Fatal attraction?
European suppliers have spent the past 10 years rushing into China, but those that lack high-tech solutions will find it hard to survive
![]() | "We face harsh competition from Chinese suppliers. We can cope with that thanks to our technology." – Ali Ordoobadi, Valeo group vice president in China |
Another wave of European migration of Tier 2 and Tier 3 suppliers is just beginning.
Most companies say they aim to begin exporting as soon as possible.
“All of the big companies have been here for 20 years,” says Jan Borgonjon, president of InterChina Consulting in Beijing. “They have wanted to protect their traditional markets in Europe, but in five years we will start to see a boom in exports from China.”
Export base
Valeo CEO Thierry Morin has said the French supplier will be sourcing 70 percent of its parts from low-cost countries by
2010 and that it wants to source E1 billion a year from China by 2007.
“I think there will be more and more China content in components made in Europe,” says Ali Ordoobadi, Valeo’s group vice president for China.
The French supplier has 10 manufacturing joint ventures in China and employs some 3,000. It produces lighting systems, starters and alternators, wiper systems, security systems, heating, ventilation and air conditioning systems, motors and actuators and clutches.
The company expects its local sales to hit E600 million this year.
Germany’s Robert Bosch has 17 manufacturing ventures here and some already are exporting. For example, its UAES joint venture exports gasoline-engine management systems to automakers in Europe, North America and Japan.
ThyssenKrupp of Germany has six joint ventures in China making everything from crankshafts to steering columns.
Many European suppliers also have opened research and development centers here.
Bosch opened its third r&d center in China in November 2005. The new center will play an important role in Bosch’s global operations by validating materials and components sourced in China for use in Bosch operations worldwide.
“We are not sourcing enough from China. It has to be more, and it has to be faster,” says Hans Hechtel, general manager of Bosch’s Suzhou Engineering Center and general manager of Bosch Automotive Products Suzhou.
Valeo opened an r&d center in China in 2004 to work on advanced lighting products.
Technology rules
Paul Gao, a principal with the consulting firm McKinsey and Associates in Shanghai, says European suppliers have a technical advantage over their US and Chinese competitors in China.

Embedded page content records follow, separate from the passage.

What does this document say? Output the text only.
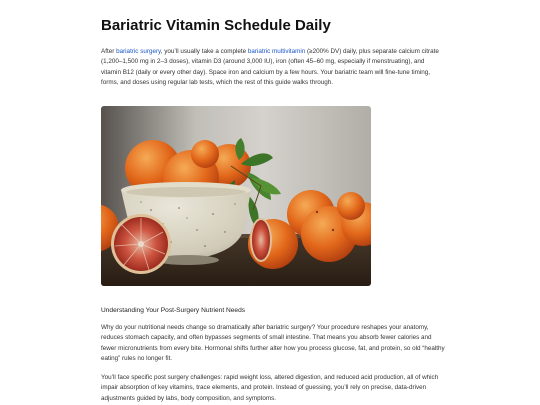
Bariatric Vitamin Schedule Daily

After bariatric surgery, you’ll usually take a complete bariatric multivitamin (≥200% DV) daily, plus separate calcium citrate (1,200–1,500 mg in 2–3 doses), vitamin D3 (around 3,000 IU), iron (often 45–60 mg, especially if menstruating), and vitamin B12 (daily or every other day). Space iron and calcium by a few hours. Your bariatric team will fine-tune timing, forms, and doses using regular lab tests, which the rest of this guide walks through.

Understanding Your Post-Surgery Nutrient Needs

Why do your nutritional needs change so dramatically after bariatric surgery? Your procedure reshapes your anatomy, reduces stomach capacity, and often bypasses segments of small intestine. That means you absorb fewer calories and fewer micronutrients from every bite. Hormonal shifts further alter how you process glucose, fat, and protein, so old “healthy eating” rules no longer fit.

You’ll face specific post surgery challenges: rapid weight loss, altered digestion, and reduced acid production, all of which impair absorption of key vitamins, trace elements, and protein. Instead of guessing, you’ll rely on precise, data-driven adjustments guided by labs, body composition, and symptoms.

But “many of their products are over-engineered and too expensive for the local market,” he says.
Valeo’s Ordoobadi counters that technology is precisely what gives European suppliers an edge against hard-charging Chinese companies, who largely compete on the basis of lower cost.
“We face harsh competition from Chinese suppliers,” he says. “We can cope with that thanks to our technology.”
For example, Ordoobadi says he sees big potential in China for Valeo’s new camless engine system.
The system replaces the camshaft with a computer-controlled valve system, thus reducing pollution and lowering fuel consumption. Although more expensive up front than a traditional engine treatment, the system can reduce vehicle operating costs over the long term.
As another benefit, says Ordoobadi, the system addresses two hot-button issues being pushed by the government: emissions and fuel consumption.
Similar solutions
“We are proposing the same solutions for China as for Europe,” he says.
Mike McKenzie, a senior emerging markets analyst with PricewaterhouseCoopers in Detroit, estimates that China will account for 30 percent of all automotive growth worldwide through 2012.
But he said that growth will come with enormous challenges for suppliers.
They include looming shortages of electrical power, rising raw materials costs, likely wage increases and increased competition from local suppliers.
“As margins thin and price competition intensifies,” he said, “an efficient and low-cost supply base will be essential for financial success.”
Smaller European suppliers – those with sales between E500 million and E2 billion – may find it hard to invest much in r&d here given the poor returns.
But, like the Tier 1 suppliers, they will have little choice but to expand their presence here, says Borgonjon of InterChina Consulting.
“On the one hand, you have to be here, he says. “On the other hand, it is difficult to make money in this market.”